Öğleden sonra cenaze namazı kılındı, imam efendinin isteği üzerine hep birlikte “İyi biliriz.” dedik. Âdettendir söylenir ama Hoca hakikaten iyi bir insandı. O gün sık ve düzgün saf tutan mü’minler, dostları, talebeleri hüzünlüydü. Mübarek tabutunu camiden alıp Karacaahmet Mezarlığı’na götürdük. Kabristandaki aile mezarlığına defnettik. Toprağın üstü bembeyazdı, karlarla örtülmüştü. Yer beyaz, kefen beyaz! Hayatı da lekesizdi, tertemiz, bembeyaz…

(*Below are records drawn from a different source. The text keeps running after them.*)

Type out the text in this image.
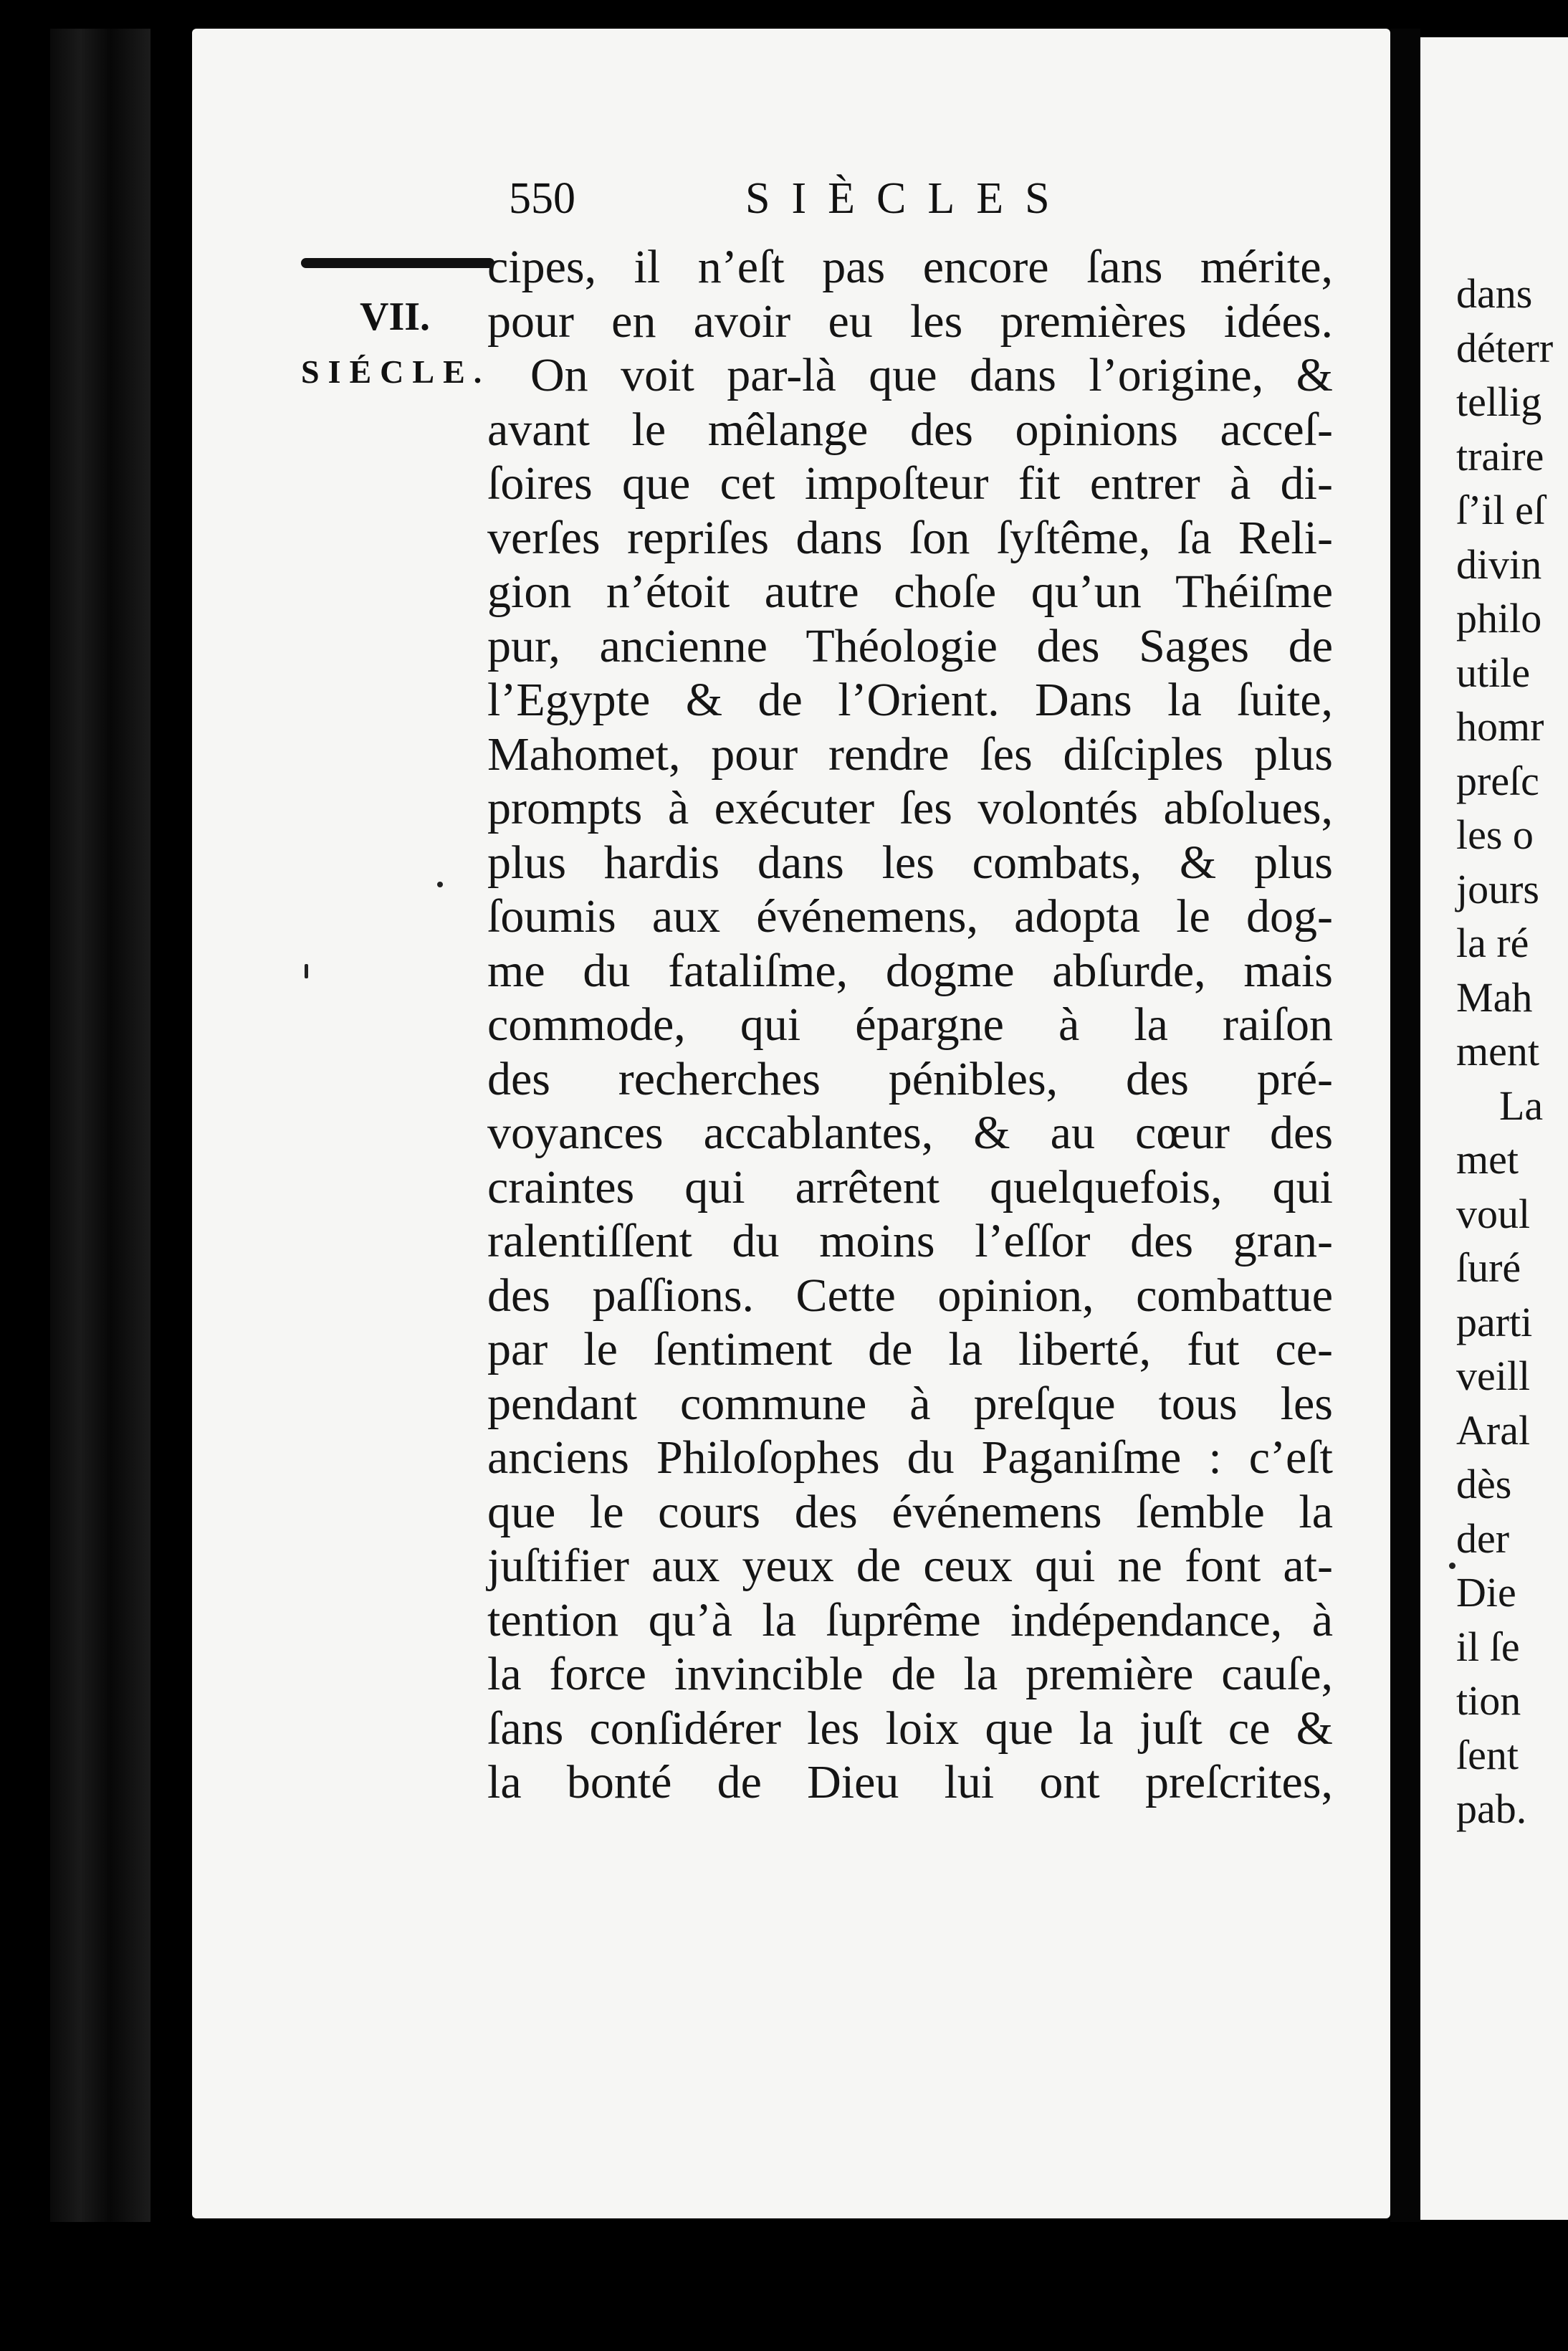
dans
déterr
tellig
traire
ſ’il eſ
divin
philo
utile
homr
preſc
les o
jours
la ré
Mah
ment
La
met
voul
ſuré
parti
veill
Aral
dès
der
Die
il ſe
tion
ſent
pab.
550	SIÈCLES
VII.
SIÉCLE.
cipes, il n’eſt pas encore ſans mérite,
pour en avoir eu les premières idées.
On voit par-là que dans l’origine, &
avant le mêlange des opinions acceſ-
ſoires que cet impoſteur fit entrer à di-
verſes repriſes dans ſon ſyſtême, ſa Reli-
gion n’étoit autre choſe qu’un Théiſme
pur, ancienne Théologie des Sages de
l’Egypte & de l’Orient. Dans la ſuite,
Mahomet, pour rendre ſes diſciples plus
prompts à exécuter ſes volontés abſolues,
plus hardis dans les combats, & plus
ſoumis aux événemens, adopta le dog-
me du fataliſme, dogme abſurde, mais
commode, qui épargne à la raiſon
des recherches pénibles, des pré-
voyances accablantes, & au cœur des
craintes qui arrêtent quelquefois, qui
ralentiſſent du moins l’eſſor des gran-
des paſſions. Cette opinion, combattue
par le ſentiment de la liberté, fut ce-
pendant commune à preſque tous les
anciens Philoſophes du Paganiſme : c’eſt
que le cours des événemens ſemble la
juſtifier aux yeux de ceux qui ne font at-
tention qu’à la ſuprême indépendance, à
la force invincible de la première cauſe,
ſans conſidérer les loix que la juſt ce &
la bonté de Dieu lui ont preſcrites,
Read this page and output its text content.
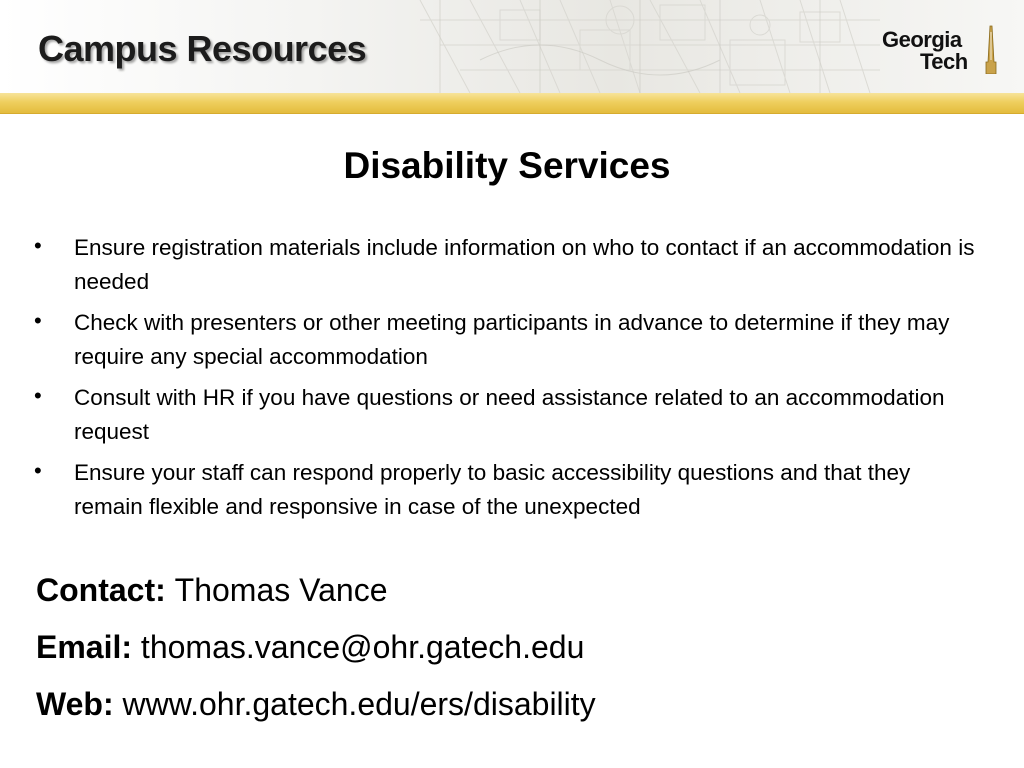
Campus Resources	Georgia
Tech
Disability Services
• Ensure registration materials include information on who to contact if an accommodation is needed
• Check with presenters or other meeting participants in advance to determine if they may require any special accommodation
• Consult with HR if you have questions or need assistance related to an accommodation request
• Ensure your staff can respond properly to basic accessibility questions and that they remain flexible and responsive in case of the unexpected
Contact: Thomas Vance
Email: thomas.vance@ohr.gatech.edu
Web: www.ohr.gatech.edu/ers/disability
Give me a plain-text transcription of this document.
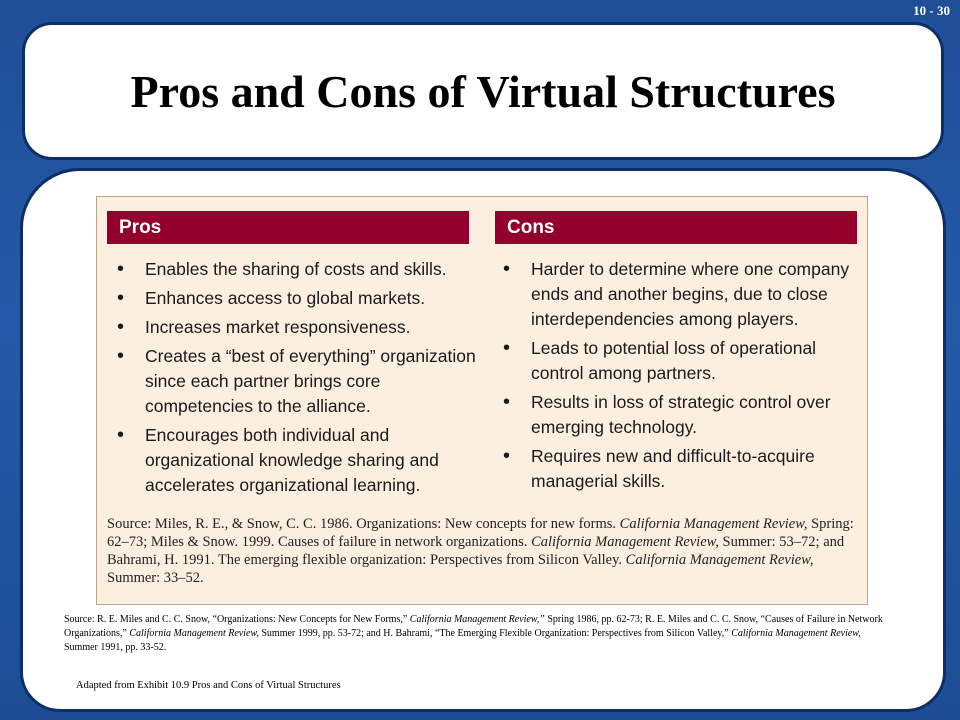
10 - 30
Pros and Cons of Virtual Structures
Pros	Cons
• Enables the sharing of costs and skills.
• Enhances access to global markets.
• Increases market responsiveness.
• Creates a “best of everything” organization since each partner brings core competencies to the alliance.
• Encourages both individual and organizational knowledge sharing and accelerates organizational learning.
• Harder to determine where one company ends and another begins, due to close interdependencies among players.
• Leads to potential loss of operational control among partners.
• Results in loss of strategic control over emerging technology.
• Requires new and difficult-to-acquire managerial skills.
Source: Miles, R. E., & Snow, C. C. 1986. Organizations: New concepts for new forms. California Management Review, Spring: 62–73; Miles & Snow. 1999. Causes of failure in network organizations. California Management Review, Summer: 53–72; and Bahrami, H. 1991. The emerging flexible organization: Perspectives from Silicon Valley. California Management Review, Summer: 33–52.
Source: R. E. Miles and C. C. Snow, “Organizations: New Concepts for New Forms,” California Management Review,” Spring 1986, pp. 62-73; R. E. Miles and C. C. Snow, “Causes of Failure in Network Organizations,” California Management Review, Summer 1999, pp. 53-72; and H. Bahrami, “The Emerging Flexible Organization: Perspectives from Silicon Valley,” California Management Review, Summer 1991, pp. 33-52.
Adapted from Exhibit 10.9 Pros and Cons of Virtual Structures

“Talik yazının Türkiye’deki tek otoritesi” olan Hoca, zirveye çıkmış, şahikalara ulaşmıştı. Yüzlerce, belki de binlerce talebe yetiştirmişti… Hem Batı’da hem de İslâm âleminde tanınıyordu. Türkiye’de ise sınırlı bir hayran kitlesine sahipti ne yazık ki… “Ölülerinizi hayırla yâd ediniz.” buyurulmuş. Amenna ama keşke yaşayanlarımızı da ‘hayırla yâd etmesini’ öğrenebilsek…
Picasso sergisi için binlerce haber üreten gazeteciler onu tanıyamadı. Holding sahipleri, para sahipleri onu anlayamadı. Bazı gözler onu görmemiş, kulaklar işitmemiş, kalpler hissetmemişti. Eh bu da bir nasip meselesi değil mi ya! Şuur, basiret, feraset ister. Hocayı yakından tanıyan ise onu sevdi ve hürmette kusur etmedi.
Ardından Rahmetle Anıldı
Hoca’nın vefatında sadece hattatlar mı hüzünlüydü? Hayır, klasik Türk-İslâm sanatlarını bilen, uygulayan ve seven herkes müteessirdi o gün. Çünkü hat sanatımızın en seçkin temsilcilerinden, Ta’lik’in büyük üstadı, “Şeyhülhattatin/Hattatlar Şeyhi” Prof. Dr. Ali Alparslan dünya defterini kapatmış, ebedî âleme doğru yola çıkmıştı.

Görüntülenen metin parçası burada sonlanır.